- Directed by: Beverly Sebastian Ferd Sebastian
- Written by: Ferd Sebastian Beverly Sebastian
- Produced by: Ferd Sebastian Beverly Sebastian Ben Sebastian Cary Glieberman
- Starring: Tracy Sebastian John Ireland Dena Dietrich Ted Gehring
- Cinematography: Nicholas Josef von Sternberg
- Edited by: Beth Bergeron Dwight Rasmussen
- Music by: Bob Feldman E. Baker Scott
- Release date: 1979;
- Running time: 83 minutes
- Country: United States
- Language: English

= On the Air Live with Captain Midnight =

1979 American film by Beverly Sebastian and Ferd Sebastian

On the Air Live with Captain Midnight is a 1979 American comedy-drama film directed by Beverly Sebastian and Ferd Sebastian with Tracy Sebastian as Marvin Ziegler, also known as Captain Midnight (not to be confused with the Captain Midnight serial character from the 1930s and 1940s), who runs his own pirate radio station and becomes an underground cult hit. As "Tray Loren," Tracy Sebastian also starred in the Sebastians' Rocktober Blood.

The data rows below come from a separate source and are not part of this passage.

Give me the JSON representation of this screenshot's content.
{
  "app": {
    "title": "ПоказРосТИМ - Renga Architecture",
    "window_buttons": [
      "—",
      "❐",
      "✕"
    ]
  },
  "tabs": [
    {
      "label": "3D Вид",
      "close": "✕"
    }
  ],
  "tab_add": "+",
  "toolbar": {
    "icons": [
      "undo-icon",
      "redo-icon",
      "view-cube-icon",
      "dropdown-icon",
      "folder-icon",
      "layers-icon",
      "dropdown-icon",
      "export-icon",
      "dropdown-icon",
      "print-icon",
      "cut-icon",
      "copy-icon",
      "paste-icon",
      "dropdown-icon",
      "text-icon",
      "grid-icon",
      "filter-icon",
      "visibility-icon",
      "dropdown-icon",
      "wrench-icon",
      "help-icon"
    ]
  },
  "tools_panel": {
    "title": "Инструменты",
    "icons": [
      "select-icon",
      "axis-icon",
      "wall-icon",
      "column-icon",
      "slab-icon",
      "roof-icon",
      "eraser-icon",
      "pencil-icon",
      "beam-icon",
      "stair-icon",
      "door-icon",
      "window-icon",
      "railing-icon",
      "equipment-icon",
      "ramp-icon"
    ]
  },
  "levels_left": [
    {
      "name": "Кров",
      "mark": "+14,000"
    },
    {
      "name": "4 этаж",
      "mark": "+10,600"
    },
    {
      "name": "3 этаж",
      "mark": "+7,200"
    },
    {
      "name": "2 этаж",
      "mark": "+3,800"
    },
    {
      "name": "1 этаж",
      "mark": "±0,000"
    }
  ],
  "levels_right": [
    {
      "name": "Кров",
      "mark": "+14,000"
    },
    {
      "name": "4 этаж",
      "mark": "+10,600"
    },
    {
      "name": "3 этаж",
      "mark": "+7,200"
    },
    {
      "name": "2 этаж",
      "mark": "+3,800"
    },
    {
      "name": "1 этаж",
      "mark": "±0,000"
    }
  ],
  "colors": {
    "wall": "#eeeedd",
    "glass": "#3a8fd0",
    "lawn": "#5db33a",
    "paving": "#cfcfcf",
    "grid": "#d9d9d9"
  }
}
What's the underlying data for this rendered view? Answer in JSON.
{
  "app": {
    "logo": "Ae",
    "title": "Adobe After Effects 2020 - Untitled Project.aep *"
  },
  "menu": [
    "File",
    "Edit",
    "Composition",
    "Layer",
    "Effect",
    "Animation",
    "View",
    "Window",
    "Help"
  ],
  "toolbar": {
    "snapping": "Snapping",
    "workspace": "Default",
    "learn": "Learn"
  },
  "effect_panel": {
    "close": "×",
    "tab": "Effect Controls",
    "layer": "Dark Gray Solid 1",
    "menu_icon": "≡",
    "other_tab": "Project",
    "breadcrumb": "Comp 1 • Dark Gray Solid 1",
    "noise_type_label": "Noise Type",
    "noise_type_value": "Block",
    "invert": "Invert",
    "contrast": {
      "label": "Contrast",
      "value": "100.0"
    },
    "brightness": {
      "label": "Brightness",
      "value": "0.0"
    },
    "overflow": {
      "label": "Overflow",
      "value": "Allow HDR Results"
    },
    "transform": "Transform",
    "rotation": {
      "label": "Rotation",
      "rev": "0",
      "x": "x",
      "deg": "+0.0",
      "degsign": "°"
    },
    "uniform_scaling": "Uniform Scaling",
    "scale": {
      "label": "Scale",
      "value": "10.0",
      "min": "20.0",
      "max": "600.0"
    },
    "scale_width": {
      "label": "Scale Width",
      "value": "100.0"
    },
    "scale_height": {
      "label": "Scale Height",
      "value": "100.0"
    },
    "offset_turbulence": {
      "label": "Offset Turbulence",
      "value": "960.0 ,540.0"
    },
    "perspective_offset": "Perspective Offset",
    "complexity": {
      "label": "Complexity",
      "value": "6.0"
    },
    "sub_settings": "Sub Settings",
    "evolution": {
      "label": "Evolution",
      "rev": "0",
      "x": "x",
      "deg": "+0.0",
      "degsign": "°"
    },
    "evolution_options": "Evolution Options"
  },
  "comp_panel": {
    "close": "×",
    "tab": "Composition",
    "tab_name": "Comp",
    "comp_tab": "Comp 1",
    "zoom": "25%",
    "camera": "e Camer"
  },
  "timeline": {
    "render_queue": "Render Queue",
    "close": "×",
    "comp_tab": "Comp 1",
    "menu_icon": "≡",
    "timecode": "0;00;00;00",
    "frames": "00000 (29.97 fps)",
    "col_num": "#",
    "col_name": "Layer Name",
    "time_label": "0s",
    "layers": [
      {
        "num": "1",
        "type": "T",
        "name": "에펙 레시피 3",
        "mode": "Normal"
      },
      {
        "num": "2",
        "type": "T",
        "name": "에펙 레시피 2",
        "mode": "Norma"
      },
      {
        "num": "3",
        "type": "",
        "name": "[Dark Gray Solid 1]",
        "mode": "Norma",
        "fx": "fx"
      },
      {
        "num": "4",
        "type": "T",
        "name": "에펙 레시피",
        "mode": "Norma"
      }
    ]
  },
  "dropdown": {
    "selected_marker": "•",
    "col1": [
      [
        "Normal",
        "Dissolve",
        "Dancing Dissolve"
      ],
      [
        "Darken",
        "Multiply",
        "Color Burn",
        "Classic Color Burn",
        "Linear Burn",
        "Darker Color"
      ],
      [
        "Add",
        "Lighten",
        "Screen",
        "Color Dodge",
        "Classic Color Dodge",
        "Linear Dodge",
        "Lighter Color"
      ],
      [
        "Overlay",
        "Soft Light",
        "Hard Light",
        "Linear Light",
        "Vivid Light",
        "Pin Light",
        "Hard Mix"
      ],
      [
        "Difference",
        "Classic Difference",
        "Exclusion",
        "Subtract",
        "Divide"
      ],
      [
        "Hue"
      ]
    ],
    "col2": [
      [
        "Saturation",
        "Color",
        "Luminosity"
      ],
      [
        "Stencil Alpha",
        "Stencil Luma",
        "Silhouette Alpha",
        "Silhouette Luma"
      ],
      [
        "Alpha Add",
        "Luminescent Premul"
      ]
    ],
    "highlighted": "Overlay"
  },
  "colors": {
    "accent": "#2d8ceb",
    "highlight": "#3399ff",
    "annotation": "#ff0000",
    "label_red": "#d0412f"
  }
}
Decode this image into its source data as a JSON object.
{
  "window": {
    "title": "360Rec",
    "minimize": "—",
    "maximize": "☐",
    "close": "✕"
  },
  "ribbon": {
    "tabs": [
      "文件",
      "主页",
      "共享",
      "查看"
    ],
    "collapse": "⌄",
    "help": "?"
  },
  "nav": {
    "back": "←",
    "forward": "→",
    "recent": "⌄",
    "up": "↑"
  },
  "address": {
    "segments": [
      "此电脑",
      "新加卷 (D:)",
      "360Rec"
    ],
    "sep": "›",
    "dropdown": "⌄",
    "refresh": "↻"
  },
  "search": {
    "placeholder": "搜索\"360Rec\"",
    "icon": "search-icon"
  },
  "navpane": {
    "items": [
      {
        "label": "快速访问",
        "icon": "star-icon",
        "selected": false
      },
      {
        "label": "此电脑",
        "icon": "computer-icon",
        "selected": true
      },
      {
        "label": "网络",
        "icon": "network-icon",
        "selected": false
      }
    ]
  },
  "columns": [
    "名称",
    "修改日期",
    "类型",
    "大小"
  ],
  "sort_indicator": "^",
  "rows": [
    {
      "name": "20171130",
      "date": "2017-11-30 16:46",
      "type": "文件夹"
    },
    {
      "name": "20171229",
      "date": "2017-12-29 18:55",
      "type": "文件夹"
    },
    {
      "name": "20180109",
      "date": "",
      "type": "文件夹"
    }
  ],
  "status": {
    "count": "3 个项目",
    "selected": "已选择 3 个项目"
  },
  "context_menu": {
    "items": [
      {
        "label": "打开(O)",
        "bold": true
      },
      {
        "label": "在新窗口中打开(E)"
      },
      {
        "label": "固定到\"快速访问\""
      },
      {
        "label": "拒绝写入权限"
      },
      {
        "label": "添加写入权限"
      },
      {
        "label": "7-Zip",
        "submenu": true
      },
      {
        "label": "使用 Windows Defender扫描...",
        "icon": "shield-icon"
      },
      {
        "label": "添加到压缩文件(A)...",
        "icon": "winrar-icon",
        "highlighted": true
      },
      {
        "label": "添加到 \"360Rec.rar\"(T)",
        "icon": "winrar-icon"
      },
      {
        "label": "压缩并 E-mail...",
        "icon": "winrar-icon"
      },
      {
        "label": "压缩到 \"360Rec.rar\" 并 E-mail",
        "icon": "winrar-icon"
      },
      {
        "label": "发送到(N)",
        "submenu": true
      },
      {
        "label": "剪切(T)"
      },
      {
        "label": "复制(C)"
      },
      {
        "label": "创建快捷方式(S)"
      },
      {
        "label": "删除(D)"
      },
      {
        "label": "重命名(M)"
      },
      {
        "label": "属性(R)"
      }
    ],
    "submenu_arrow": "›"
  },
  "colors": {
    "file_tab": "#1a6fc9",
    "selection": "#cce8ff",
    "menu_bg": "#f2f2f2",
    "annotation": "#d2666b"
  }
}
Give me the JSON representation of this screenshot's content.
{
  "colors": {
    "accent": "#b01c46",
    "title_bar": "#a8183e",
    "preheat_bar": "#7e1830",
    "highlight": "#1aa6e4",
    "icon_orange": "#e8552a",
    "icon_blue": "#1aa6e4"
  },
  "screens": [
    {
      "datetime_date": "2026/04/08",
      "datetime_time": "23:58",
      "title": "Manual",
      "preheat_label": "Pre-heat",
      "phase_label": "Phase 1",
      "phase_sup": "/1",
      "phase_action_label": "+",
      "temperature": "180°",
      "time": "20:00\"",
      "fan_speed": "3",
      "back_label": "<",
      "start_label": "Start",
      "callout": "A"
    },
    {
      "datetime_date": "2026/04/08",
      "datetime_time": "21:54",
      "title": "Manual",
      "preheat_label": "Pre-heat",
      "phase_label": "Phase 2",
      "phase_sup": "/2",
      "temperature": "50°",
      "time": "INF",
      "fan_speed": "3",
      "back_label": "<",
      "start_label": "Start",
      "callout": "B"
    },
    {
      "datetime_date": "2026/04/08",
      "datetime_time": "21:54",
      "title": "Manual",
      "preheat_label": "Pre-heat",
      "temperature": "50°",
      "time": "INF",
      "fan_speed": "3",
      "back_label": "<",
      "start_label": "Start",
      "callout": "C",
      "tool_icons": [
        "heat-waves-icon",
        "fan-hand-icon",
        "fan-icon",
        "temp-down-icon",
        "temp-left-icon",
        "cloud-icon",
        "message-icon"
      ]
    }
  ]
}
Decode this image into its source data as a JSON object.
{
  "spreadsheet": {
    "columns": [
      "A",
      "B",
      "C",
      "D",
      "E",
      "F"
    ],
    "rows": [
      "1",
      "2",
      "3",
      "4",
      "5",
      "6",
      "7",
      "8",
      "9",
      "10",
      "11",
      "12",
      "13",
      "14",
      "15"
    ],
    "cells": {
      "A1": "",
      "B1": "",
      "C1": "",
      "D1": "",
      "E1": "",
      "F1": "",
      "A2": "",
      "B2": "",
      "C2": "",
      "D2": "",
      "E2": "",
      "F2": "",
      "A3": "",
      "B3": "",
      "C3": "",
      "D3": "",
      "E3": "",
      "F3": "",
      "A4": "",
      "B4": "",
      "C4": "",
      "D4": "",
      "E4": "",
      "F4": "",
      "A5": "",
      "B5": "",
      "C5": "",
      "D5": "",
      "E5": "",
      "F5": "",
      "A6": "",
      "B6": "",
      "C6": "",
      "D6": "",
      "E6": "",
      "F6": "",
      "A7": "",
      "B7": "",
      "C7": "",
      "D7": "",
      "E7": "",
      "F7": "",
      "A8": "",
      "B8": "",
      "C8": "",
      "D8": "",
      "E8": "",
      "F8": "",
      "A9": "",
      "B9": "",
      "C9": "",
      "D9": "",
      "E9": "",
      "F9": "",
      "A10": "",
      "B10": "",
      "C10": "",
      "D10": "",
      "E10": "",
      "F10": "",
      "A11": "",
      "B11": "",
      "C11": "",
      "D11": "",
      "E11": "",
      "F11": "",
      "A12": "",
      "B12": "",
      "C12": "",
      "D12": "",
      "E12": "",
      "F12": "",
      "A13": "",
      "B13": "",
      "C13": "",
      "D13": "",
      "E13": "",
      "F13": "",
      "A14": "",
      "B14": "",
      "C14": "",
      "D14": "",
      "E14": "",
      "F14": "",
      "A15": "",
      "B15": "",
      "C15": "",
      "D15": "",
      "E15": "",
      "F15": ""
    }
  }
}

The film was released in 1979 although it was filmed in 1977. The film is about a teenager who has a mobile broadcast transmitter in his van that allows him to take over the airwaves as a renegade disc jockey. Veteran Los Angeles DJ Jim Ladd co-stars in the film as a disc jockey.

== In popular culture ==
Drawing upon the pirate radio themes in the film, the protagonist's name was later used in the 1986 Captain Midnight pirate satellite broadcast on HBO protesting scrambling equipment and high fees.